4.1.07

Palavras para quê?! (II)

Mais ou menos na altura em que o Presidente da República se questionava sobre a constitucionalidade de dois artigos da Lei das Finanças Locais, promulgou um Decreto-Lei do Governo em que tal inconstitucionalidade era bem mais evidente, constituindo mais um exemplo do respeito que a cúpula da da máquina fiscal tem pelos contribuintes e pela Constituição.###


O artigo 26.º, n.º 1 do Código do Imposto de Selo (CIS) diz o seguinte:
«(?) o beneficiário de qualquer transmissão gratuita sujeita a imposto são [é] obrigados [obrigado] a participar ao serviço de finanças competente a doação (?)»

No artigo 28.º, n.º 1 do mesmo código, na redacção introduzida pelo Decreto-lei n.º 211/2005 (e não 221/2005, como erradamente se refere na notícia do Público e no site da DGCI) podia ler-se:

«Seja ou não devido imposto, é sempre obrigatório prestar as declarações e proceder à relação dos bens e direitos, a qual, em caso de isenção, deve abranger apenas os bens e direitos referidos no artigo 10.º do Código do IRS, bem como outros bens sujeitos a registo, matrícula ou inscrição.»

O artigo 10.º do Código do IRS não se refere a valores monetários ou quantias em dinheiro, depositadas ou não em contas bancárias. O dinheiro, enquanto tal, não está também sujeito a registo, matrícula ou inscrição.

Daqui resultava que as doações em dinheiro, quando não dessem lugar ao pagamento de imposto (o que acontecia, por exemplo, nas doações entre cônjuges, ascendentes ou descendentes, de acordo com o artigo 6.º do Código do Imposto de Selo), não tinham de ser comunicadas ao fisco. Era o que resultava, claramente, dos tais artigos 26.º, n.º 1 e 28.º, n.º 1, do CIS.

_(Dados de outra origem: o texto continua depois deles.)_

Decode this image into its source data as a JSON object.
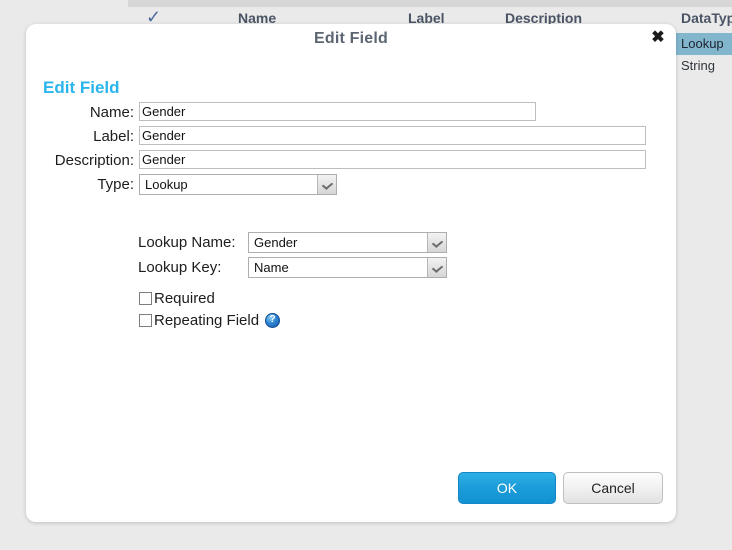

O Governo aprovou em Novembro de 2006 o DL 238/2006, de 20/12, através do qual alterou o artigo 28.º do CIS, que passou a dispor:
«Seja ou não devido imposto, é sempre obrigatório prestar as declarações e proceder à relação dos bens e direitos, a qual, em caso de isenção, deve abranger os bens e direitos referidos no artigo 10.º do Código do IRS e outros bens sujeitos a registo, matrícula ou inscrição, bem como valores monetários, ainda que objecto de depósito em contas bancárias.»

No artigo 14.º do mesmo Decreto-Lei, pode ler-se:
«A redacção dada pelo presente decreto-lei ao n.º 3 do artigo 22.º do RITI e ao n.º 1 do artigo 28.º do Código do Imposto do Selo, aprovado pela Lei n.º 150/99, de 11 de Setembro, tem natureza interpretativa».

Ou seja, no entender do Governo, na sua veste de intérprete autêntico, era possível interpretar-se o artigo 28.º do CIS, na sua redacção anterior, no sentido de o mesmo incluir já os tais valores monetários, ainda que objecto de depósito em contas bancárias.

Como é que se podia chegar a tal interpretação fica por explicar. Mais fácil de entender é o objectivo da qualificação da alteração como tendo natureza interpretativa. As normas interpretativas integram-se na norma interpretada, vigorando retroactivamente (desde a data da entrada em vigor da norma interpretada, como se esta sempre tivesse dito aquilo que resulta da norma interpretativa).
Assim, a falta de comunicação das doações em dinheiro ocorridas antes da entrada em vigor do DL 238/2006 passa a constituir, à socapa e retroactivamente, uma infracção fiscal, dando assim lugar ao pagamento de uma coima de 250 a 15.000 euros, apesar de se tratar de doações que não dão sequer lugar ao pagamento de imposto de selo.
A inconstitucionalidade de tal interpretação (que não é interpretação nenhuma, antes uma pura norma inovadora) é evidente. Mas os contribuintes afectados terão à sua frente um calvário judicial se pretenderem obter o reconhecimento da inconstitucionalidade da eventual cobrança de coimas pelo máquina fiscal, pelo que, provavelmente, muitos acabarão pagá-las voluntariamente, alimentando assim a voracidade de um Governo que não olha a meios para arrecadar receita, pisando os mais elementares direitos fundamentais dos cidadãos, a começar, no caso, pelo princípio constitucional de acordo com o qual ninguém pode ser sancionado por uma conduta que não fosse considerada infracção na data em que foi praticada.